In 2008, during the recession, Williams approached then-mayor Michael McGinn with the idea of debt financing the development of the new Community Center. Now the 20 million dollar facility is being paid for partially through revenue generated from the pool.
“This is just a kid-rich neighborhood. There is a lot of need for and a lot of demand for youth programming here. In consciousness we just didn’t feel like we could continue to meet that demand in a 50-year-old building that was hardly adequate to serve the most diverse neighborhood in the city, “ explains Williams.
The activists of Got Green also viewed the community center as a social justice issue. “There was this missed opportunity during the time when it was being reconstructed about how the city spending in construction could have created jobs,” says Michael Woo, Founder of Got Green. Woo described the two main issues as being who would build the center and who would run it.
The City approached the YMCA about taking over day-to-day operations.
While community activists were ultimately unable to influence the construction process, their voices were heard when it came to the YMCA. “Not only did the Y not have a good presence, but people were worried about the fee structure for the use of the facility,” says Woo. “It didn’t happen because the community spoke up.” Part of the concern was for the displacement of city employees who had previously worked at the community center. Residents wanted to make sure they got their jobs back.
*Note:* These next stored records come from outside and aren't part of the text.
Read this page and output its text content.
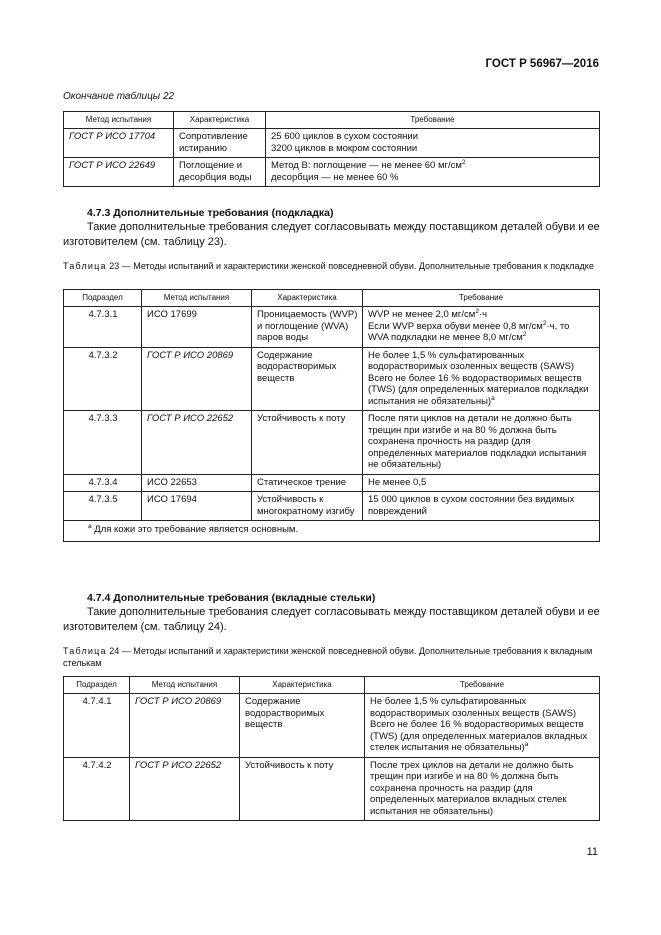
ГОСТ Р 56967—2016
Окончание таблицы 22
Метод испытания	Характеристика	Требование
ГОСТ Р ИСО 17704	Сопротивление истиранию	25 600 циклов в сухом состоянии
3200 циклов в мокром состоянии

ГОСТ Р ИСО 22649	Поглощение и десорбция воды	Метод В: поглощение — не менее 60 $мг/см^2$
десорбция — не менее 60 %
4.7.3 Дополнительные требования (подкладка)
Такие дополнительные требования следует согласовывать между поставщиком деталей обуви и ее изготовителем (см. таблицу 23).
Таблица 23 — Методы испытаний и характеристики женской повседневной обуви. Дополнительные требования к подкладке
Подраздел	Метод испытания	Характеристика	Требование
4.7.3.1	ИСО 17699	Проницаемость (WVP) и поглощение (WVA) паров воды	WVP не менее 2,0 $мг/см^2\cdot ч$
Если WVP верха обуви менее 0,8 $мг/см^2\cdot ч$, то
WVA подкладки не менее 8,0 $мг/см^2$

4.7.3.2	ГОСТ Р ИСО 20869	Содержание водорастворимых веществ	Не более 1,5 % сульфатированных водорастворимых озоленных веществ (SAWS) Всего не более 16 % водорастворимых веществ (TWS) (для определенных материалов подкладки испытания не обязательны)$^а$
4.7.3.3	ГОСТ Р ИСО 22652	Устойчивость к поту	После пяти циклов на детали не должно быть трещин при изгибе и на 80 % должна быть сохранена прочность на раздир (для определенных материалов подкладки испытания не обязательны)
4.7.3.4	ИСО 22653	Статическое трение	Не менее 0,5
4.7.3.5	ИСО 17694	Устойчивость к многократному изгибу	15 000 циклов в сухом состоянии без видимых повреждений
$^а$ Для кожи это требование является основным.			
4.7.4 Дополнительные требования (вкладные стельки)
Такие дополнительные требования следует согласовывать между поставщиком деталей обуви и ее изготовителем (см. таблицу 24).
Таблица 24 — Методы испытаний и характеристики женской повседневной обуви. Дополнительные требования к вкладным стелькам
Подраздел	Метод испытания	Характеристика	Требование
4.7.4.1	ГОСТ Р ИСО 20869	Содержание водорастворимых веществ	Не более 1,5 % сульфатированных водорастворимых озоленных веществ (SAWS) Всего не более 16 % водорастворимых веществ (TWS) (для определенных материалов вкладных стелек испытания не обязательны)$^а$
4.7.4.2	ГОСТ Р ИСО 22652	Устойчивость к поту	После трех циклов на детали не должно быть трещин при изгибе и на 80 % должна быть сохранена прочность на раздир (для определенных материалов вкладных стелек испытания не обязательны)
11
According to Martha Winther, Recreation Center Coordinator, from before and after the remodel, at least 30% of the staff live in Rainier Beach and even more in nearby sound end communities. The staff demographics, like the population making use of the center reflect the diversity of the neighborhood.
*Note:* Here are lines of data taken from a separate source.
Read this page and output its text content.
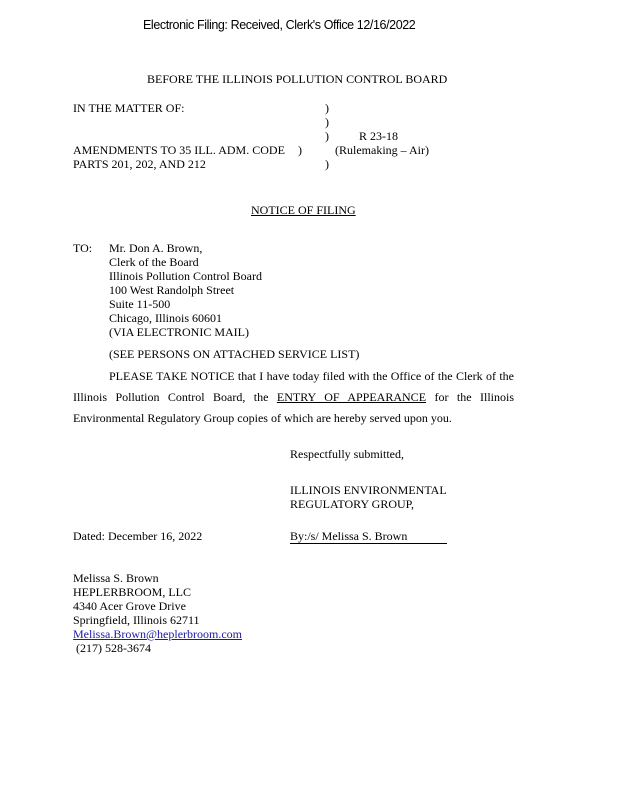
Electronic Filing: Received, Clerk's Office 12/16/2022
BEFORE THE ILLINOIS POLLUTION CONTROL BOARD
IN THE MATTER OF:	)
)
)	R 23-18
AMENDMENTS TO 35 ILL. ADM. CODE )	(Rulemaking – Air)
PARTS 201, 202, AND 212	)
NOTICE OF FILING
TO: Mr. Don A. Brown,
Clerk of the Board
Illinois Pollution Control Board
100 West Randolph Street
Suite 11-500
Chicago, Illinois 60601
(VIA ELECTRONIC MAIL)
(SEE PERSONS ON ATTACHED SERVICE LIST)
PLEASE TAKE NOTICE that I have today filed with the Office of the Clerk of the Illinois Pollution Control Board, the ENTRY OF APPEARANCE for the Illinois Environmental Regulatory Group copies of which are hereby served upon you.
Respectfully submitted,
ILLINOIS ENVIRONMENTAL
REGULATORY GROUP,
Dated: December 16, 2022	By:/s/ Melissa S. Brown
Melissa S. Brown
HEPLERBROOM, LLC
4340 Acer Grove Drive
Springfield, Illinois 62711
Melissa.Brown@heplerbroom.com
(217) 528-3674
“Of course we want to be welcoming to everybody,” says Winther explaining the fee structures and scholarships available to reach out to the economically disadvantaged in the community. “Some of the things we’ve done intentionally are that we have our women’s only swim on Sundays and that’s not only for the Muslim population but for the Orthodox Jews.”
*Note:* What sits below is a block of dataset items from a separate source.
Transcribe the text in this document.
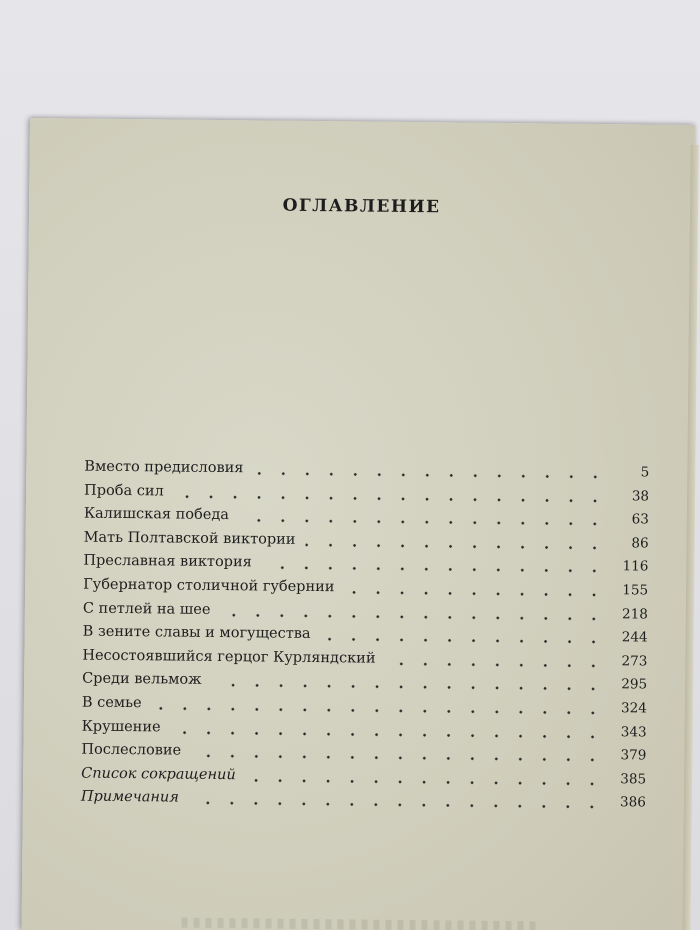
ОГЛАВЛЕНИЕ
Вместо предисловия	5
Проба сил	38
Калишская победа	63
Мать Полтавской виктории	86
Преславная виктория	116
Губернатор столичной губернии	155
С петлей на шее	218
В зените славы и могущества	244
Несостоявшийся герцог Курляндский	273
Среди вельмож	295
В семье	324
Крушение	343
Послесловие	379
Список сокращений	385
Примечания	386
The reoccurring theme for what is working and why so many people are loving this community center is that despite the issues with the construction process, the Center itself is giving the community what it wants. What we want is a place to hang out and enjoy all kinds of activities with our neighbors.
For anyone interested in providing feedback or suggestions for the next evolution of the space, there is a Rainier Beach Community Center Advisory Council open to the public that meets on the 2nd Tuesday of every month at RBCC at 6:30PM.
Great piece! Refreshing to see media content about Rainier Beach and SE Seattle that’s positive and nuanced. OK, the media can’t ignore our basketball heroics (go AAA champ Rainier Beach HS boys and Cleveland HS girls!). But otherwise the silence has been deafening. Thank you for helping redress this — good start. Nice photos too.